Eva-Maria Magel (FAZ) ist tief beeindruckt von Kirsten Boies Buch "Dunkelnacht" (bestellen), das in "straffer Novellenform" von den Lynchmorden von Penzberg erzählt, einem unsäglichen Verbrechen aus den letzten Kriegstagen in Deutschland. Die drei jugendlichen Hauptprotagonisten sind fiktiv, doch das Geschehen, bei dem zwei Tage vor Kriegsende noch 16 Menschen von den Nazis hingerichtet wurden, ist wahr. Auch Roswitha Budeus-Budde findet in der SZ das Grauen der Autorin und "politischen Kämpferin" über diese Taten so nachvollziehbar dargestellt wie ihr Entsetzen, dass die Täter trotz Todesurteilen am Ende alle wieder frei kamen. Dass sie den "Totentanz" jener Nacht durch knappe Szenen und Dialoge beteiligter und betroffener junger Menschen darstellt, preist die Kritikerin besonders angesichts heutiger Parolen von Pegida und AfD, die zur Verharmlosung jener Zeit beitragen. Dirk Reinhardts Jugendroman "Perfect Storm" (bestellen) erzählt von einer Gruppe junger Hacker aus der ganzen Welt, die im Netz Menschenrechtsverletzungen, Machenschaften der Rohstoff- und Rüstungsindustrie und Ausbeutung in Afrika nachspüren.

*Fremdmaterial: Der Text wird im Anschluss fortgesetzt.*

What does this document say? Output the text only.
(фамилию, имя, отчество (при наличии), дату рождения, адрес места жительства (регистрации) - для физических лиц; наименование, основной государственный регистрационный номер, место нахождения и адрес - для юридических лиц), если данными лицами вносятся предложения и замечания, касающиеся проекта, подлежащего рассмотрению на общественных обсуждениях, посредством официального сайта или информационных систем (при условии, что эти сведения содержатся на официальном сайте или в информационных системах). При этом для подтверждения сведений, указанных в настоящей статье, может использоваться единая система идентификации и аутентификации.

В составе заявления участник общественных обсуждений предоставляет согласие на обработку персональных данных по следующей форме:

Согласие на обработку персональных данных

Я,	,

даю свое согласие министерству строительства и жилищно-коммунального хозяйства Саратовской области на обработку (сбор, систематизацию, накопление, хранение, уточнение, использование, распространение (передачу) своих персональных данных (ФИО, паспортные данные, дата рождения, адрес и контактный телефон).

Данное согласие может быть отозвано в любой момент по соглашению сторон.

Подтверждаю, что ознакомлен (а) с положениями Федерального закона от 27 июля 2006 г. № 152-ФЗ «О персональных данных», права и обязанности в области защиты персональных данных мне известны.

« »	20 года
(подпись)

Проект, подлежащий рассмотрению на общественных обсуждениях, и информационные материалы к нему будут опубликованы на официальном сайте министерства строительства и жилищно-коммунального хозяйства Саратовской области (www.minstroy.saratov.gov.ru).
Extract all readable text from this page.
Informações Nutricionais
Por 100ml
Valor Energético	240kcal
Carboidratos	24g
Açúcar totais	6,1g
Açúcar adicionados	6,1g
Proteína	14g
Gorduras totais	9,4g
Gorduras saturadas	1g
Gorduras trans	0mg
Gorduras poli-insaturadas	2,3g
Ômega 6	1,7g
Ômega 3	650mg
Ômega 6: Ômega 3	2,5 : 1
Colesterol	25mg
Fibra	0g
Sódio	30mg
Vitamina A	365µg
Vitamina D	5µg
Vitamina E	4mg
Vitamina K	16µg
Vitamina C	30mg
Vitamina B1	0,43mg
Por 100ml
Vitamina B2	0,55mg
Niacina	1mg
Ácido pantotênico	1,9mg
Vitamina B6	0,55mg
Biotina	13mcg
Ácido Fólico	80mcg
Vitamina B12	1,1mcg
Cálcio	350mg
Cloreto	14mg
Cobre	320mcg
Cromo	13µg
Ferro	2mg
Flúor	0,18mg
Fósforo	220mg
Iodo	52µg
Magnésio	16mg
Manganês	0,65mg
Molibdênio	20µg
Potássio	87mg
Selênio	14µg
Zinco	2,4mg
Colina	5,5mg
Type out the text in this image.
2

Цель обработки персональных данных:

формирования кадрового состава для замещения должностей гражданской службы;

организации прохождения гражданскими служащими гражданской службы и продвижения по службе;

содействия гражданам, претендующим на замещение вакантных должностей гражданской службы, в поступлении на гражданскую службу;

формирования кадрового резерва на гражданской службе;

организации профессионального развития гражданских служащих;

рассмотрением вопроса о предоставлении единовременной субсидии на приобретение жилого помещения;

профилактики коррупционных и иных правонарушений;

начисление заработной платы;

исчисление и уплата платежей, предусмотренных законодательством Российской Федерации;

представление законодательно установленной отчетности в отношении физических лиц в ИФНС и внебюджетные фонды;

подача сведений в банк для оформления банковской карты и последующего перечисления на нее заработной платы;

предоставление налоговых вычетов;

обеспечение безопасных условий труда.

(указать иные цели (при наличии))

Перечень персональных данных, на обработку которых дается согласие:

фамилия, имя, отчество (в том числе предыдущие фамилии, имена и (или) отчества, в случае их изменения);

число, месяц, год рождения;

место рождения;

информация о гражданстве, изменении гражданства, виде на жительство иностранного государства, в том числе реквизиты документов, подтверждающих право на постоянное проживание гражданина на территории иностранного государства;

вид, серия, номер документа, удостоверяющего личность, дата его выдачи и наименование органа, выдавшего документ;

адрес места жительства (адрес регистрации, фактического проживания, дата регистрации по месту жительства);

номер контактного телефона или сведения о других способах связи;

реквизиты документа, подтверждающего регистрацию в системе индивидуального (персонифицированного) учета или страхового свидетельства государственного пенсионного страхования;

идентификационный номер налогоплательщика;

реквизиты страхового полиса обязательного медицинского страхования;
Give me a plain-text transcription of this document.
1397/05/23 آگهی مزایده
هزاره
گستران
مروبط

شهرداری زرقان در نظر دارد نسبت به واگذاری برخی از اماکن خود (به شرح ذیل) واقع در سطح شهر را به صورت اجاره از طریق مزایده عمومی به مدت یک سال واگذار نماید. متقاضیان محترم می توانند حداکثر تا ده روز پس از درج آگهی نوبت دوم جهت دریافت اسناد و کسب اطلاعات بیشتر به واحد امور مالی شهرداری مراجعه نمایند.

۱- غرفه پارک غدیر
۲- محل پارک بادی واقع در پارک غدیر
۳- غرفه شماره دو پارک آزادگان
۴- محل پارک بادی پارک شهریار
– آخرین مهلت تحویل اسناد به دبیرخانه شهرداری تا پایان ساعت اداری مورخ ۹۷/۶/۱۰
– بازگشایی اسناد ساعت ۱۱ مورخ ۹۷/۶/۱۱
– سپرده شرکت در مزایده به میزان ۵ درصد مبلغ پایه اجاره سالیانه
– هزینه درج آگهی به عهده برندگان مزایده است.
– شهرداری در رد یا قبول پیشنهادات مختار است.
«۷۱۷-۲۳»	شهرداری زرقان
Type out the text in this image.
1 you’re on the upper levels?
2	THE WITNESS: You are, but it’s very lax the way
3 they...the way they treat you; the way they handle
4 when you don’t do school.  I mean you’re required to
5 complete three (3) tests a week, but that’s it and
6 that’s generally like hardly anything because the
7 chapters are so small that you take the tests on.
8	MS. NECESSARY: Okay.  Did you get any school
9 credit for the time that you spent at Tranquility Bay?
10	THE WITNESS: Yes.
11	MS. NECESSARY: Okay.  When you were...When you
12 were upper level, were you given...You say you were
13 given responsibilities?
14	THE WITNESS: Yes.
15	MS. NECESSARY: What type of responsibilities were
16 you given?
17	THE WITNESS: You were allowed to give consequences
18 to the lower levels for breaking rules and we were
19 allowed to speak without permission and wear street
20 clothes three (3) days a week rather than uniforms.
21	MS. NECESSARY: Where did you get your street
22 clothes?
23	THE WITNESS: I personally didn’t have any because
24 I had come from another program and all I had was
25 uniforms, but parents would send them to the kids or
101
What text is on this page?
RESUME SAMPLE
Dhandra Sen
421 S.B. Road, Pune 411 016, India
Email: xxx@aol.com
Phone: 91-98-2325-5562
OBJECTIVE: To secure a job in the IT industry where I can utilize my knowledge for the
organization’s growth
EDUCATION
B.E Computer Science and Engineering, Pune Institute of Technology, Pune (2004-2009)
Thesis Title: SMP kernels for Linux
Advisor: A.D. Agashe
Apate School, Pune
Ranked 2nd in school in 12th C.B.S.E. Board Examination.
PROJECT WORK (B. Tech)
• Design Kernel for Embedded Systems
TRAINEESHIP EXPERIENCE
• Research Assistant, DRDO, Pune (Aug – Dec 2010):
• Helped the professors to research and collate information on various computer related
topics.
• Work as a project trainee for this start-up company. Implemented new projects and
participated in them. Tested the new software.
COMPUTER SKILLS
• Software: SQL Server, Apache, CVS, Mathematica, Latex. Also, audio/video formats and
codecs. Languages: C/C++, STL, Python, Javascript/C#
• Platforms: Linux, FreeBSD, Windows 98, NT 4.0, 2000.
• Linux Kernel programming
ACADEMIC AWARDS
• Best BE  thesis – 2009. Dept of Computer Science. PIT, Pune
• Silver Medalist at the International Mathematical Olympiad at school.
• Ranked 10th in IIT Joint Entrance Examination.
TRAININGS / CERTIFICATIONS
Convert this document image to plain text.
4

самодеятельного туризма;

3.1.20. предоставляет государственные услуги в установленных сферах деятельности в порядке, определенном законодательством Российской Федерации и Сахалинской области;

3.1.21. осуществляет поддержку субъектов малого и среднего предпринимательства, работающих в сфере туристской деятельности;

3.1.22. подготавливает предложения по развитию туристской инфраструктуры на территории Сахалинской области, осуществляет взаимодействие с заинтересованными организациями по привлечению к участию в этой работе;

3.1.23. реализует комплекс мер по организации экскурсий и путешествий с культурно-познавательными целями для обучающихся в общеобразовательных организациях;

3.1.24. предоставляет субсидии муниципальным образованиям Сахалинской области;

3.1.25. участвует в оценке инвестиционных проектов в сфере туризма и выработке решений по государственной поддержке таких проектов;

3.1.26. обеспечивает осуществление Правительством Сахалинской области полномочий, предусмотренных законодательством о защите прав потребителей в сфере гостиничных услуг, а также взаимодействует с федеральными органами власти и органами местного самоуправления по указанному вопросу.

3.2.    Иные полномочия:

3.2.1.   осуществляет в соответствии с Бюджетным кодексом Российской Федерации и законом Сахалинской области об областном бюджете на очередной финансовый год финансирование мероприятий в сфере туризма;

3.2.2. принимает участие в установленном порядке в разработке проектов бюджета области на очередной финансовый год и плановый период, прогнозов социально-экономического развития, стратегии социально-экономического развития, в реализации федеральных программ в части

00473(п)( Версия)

Das Thema ist nicht neu, aber hier rasant und topaktuell erzählt, versichert Bernd Graff in der SZ.

Sehr gut besprochen wurden außerdem "Schön wie die Acht" (bestellen) von Nikola Huppertz, die in ihrem Buch so disparate Themen wie Mathematik, Liebe, Lyrik und Patchworkfamilie vereinigt und daraus laut FAZ eine lesenswerte Geschichte macht, Lea-Lina Oppermanns "Fürchtet uns, wir sind die Zukunft" (bestellen), eine Coming-of-Age-Story um einen Jungpianisten und eine grünäugige Muse mit Spannung und Dylan Farrows Fantasyroman "Hush - Verbotene Worte" (bestellen), der von einem jungen Mädchen namens Shae erzählt, das in ärmlichsten Verhältnissen im fiktiven Reich Montane unter einem Alleinherrscher aufwächst und dem vorgeworfen wird, Realität und Einbildung zu verwechseln.